There is a lot of scope for improvement in the way hospitals in India operate and use IT to manage operations and deliver healthcare in a seamless manner taking into account the intricacies involved in settling health insurance claims. According to Gera, “The whole focus now is on getting the data out and efficiency of operations. The way hospitals operate currently is much fractured, as there are multiple complexities involved in their operations.”
And while technology cannot do everything for hospitals, the right tools and processes can make a big difference to the quality and speed of healthcare delivery in India.

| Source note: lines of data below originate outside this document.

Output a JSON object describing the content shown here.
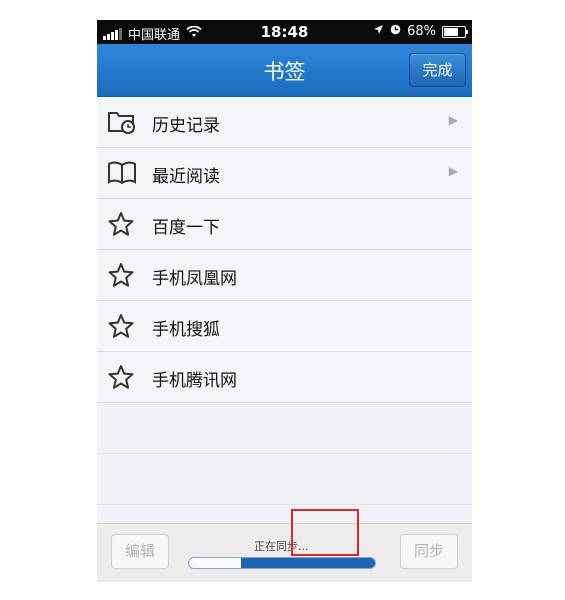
{
  "status_bar": {
    "carrier": "中国联通",
    "time": "18:48",
    "battery_percent": "68%",
    "battery_level": 0.68
  },
  "nav": {
    "title": "书签",
    "done_label": "完成"
  },
  "list": {
    "items": [
      {
        "label": "历史记录",
        "icon": "history-folder-icon",
        "chevron": true
      },
      {
        "label": "最近阅读",
        "icon": "book-icon",
        "chevron": true
      },
      {
        "label": "百度一下",
        "icon": "star-icon",
        "chevron": false
      },
      {
        "label": "手机凤凰网",
        "icon": "star-icon",
        "chevron": false
      },
      {
        "label": "手机搜狐",
        "icon": "star-icon",
        "chevron": false
      },
      {
        "label": "手机腾讯网",
        "icon": "star-icon",
        "chevron": false
      }
    ]
  },
  "toolbar": {
    "edit_label": "编辑",
    "sync_status": "正在同步...",
    "sync_label": "同步",
    "progress": 0.28
  },
  "colors": {
    "nav_blue": "#1a6cc0",
    "highlight_red": "#e2252b",
    "progress_blue": "#1b66b3"
  }
}
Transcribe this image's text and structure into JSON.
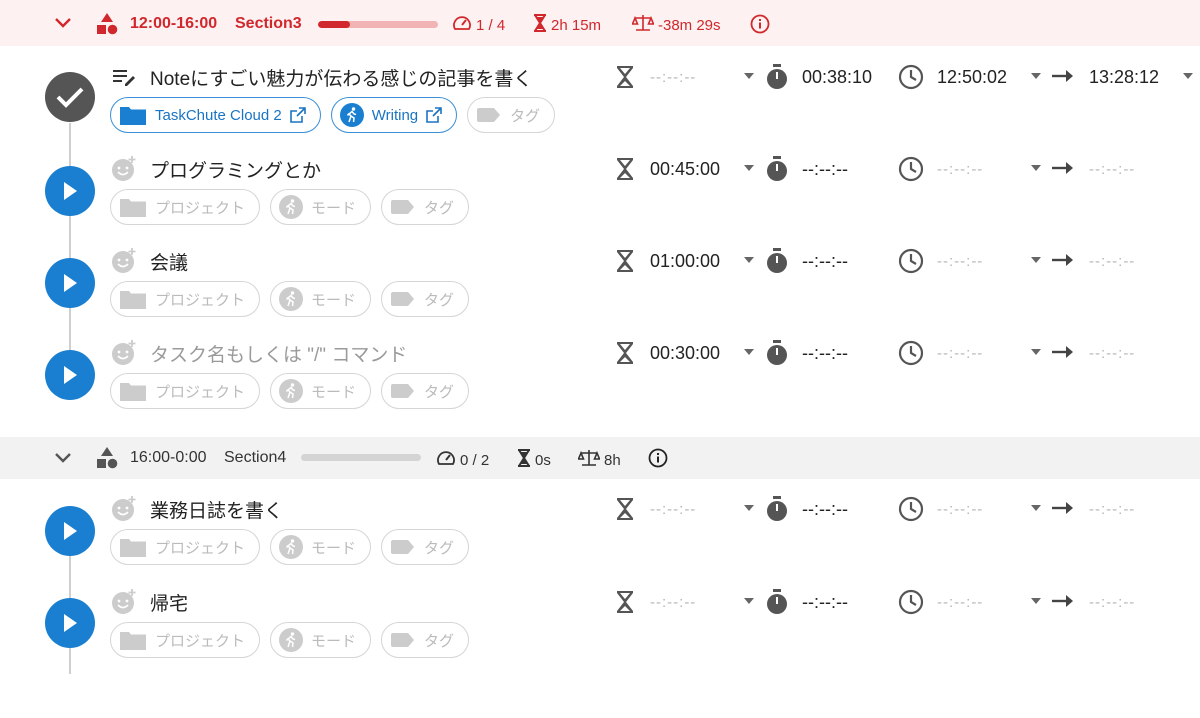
{
  "sections": [
    {
      "time_range": "12:00-16:00",
      "name": "Section3",
      "progress": 0.27,
      "count": "1 / 4",
      "estimate": "2h 15m",
      "balance": "-38m 29s"
    },
    {
      "time_range": "16:00-0:00",
      "name": "Section4",
      "progress": 0,
      "count": "0 / 2",
      "estimate": "0s",
      "balance": "8h"
    }
  ],
  "tasks": [
    {
      "title": "Noteにすごい魅力が伝わる感じの記事を書く",
      "status": "done",
      "estimate": "--:--:--",
      "actual": "00:38:10",
      "start": "12:50:02",
      "end": "13:28:12",
      "project": "TaskChute Cloud 2",
      "mode": "Writing",
      "tag": "タグ"
    },
    {
      "title": "プログラミングとか",
      "status": "play",
      "estimate": "00:45:00",
      "actual": "--:--:--",
      "start": "--:--:--",
      "end": "--:--:--",
      "project": "プロジェクト",
      "mode": "モード",
      "tag": "タグ"
    },
    {
      "title": "会議",
      "status": "play",
      "estimate": "01:00:00",
      "actual": "--:--:--",
      "start": "--:--:--",
      "end": "--:--:--",
      "project": "プロジェクト",
      "mode": "モード",
      "tag": "タグ"
    },
    {
      "title": "",
      "placeholder": "タスク名もしくは \"/\" コマンド",
      "status": "play",
      "estimate": "00:30:00",
      "actual": "--:--:--",
      "start": "--:--:--",
      "end": "--:--:--",
      "project": "プロジェクト",
      "mode": "モード",
      "tag": "タグ"
    },
    {
      "title": "業務日誌を書く",
      "status": "play",
      "estimate": "--:--:--",
      "actual": "--:--:--",
      "start": "--:--:--",
      "end": "--:--:--",
      "project": "プロジェクト",
      "mode": "モード",
      "tag": "タグ"
    },
    {
      "title": "帰宅",
      "status": "play",
      "estimate": "--:--:--",
      "actual": "--:--:--",
      "start": "--:--:--",
      "end": "--:--:--",
      "project": "プロジェクト",
      "mode": "モード",
      "tag": "タグ"
    }
  ],
  "colors": {
    "accent_red": "#d0282c",
    "play_blue": "#1a7fd0",
    "done_gray": "#555555"
  },
  "icons": {
    "section_collapse": "chevron-down-icon",
    "section_shapes": "shapes-icon",
    "speedometer": "speedometer-icon",
    "hourglass": "hourglass-icon",
    "scale": "scale-icon",
    "info": "info-icon",
    "stopwatch": "stopwatch-icon",
    "clock": "clock-icon",
    "arrow": "arrow-right-icon"
  }
}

Among the tools for improving or aiding clinical outcomes, International Business Machines Corp.’s Watson cognitive computing solutions for healthcare are being considered by many hospitals in India. One of the first to implement it is Manipal Hospital Enterprises Pvt. Ltd. According to IBM, Watson for Oncology is now in use by oncologists at six locations in the Manipal Hospitals network to “provide information and insights to physicians to help them identify personalised, evidence-based cancer care options across India”.
If the past decade signified the modernisation of hospitals in terms of physical infrastructure, medical equipment and the like, the next one is likely to be defined by integration of multiple IT tools, advanced analytics solutions, health monitoring devices and Internet of Things—under which medical devices, computer systems, smartphones and diagnostic equipment will share data with each other in real time for individualised, improved healthcare.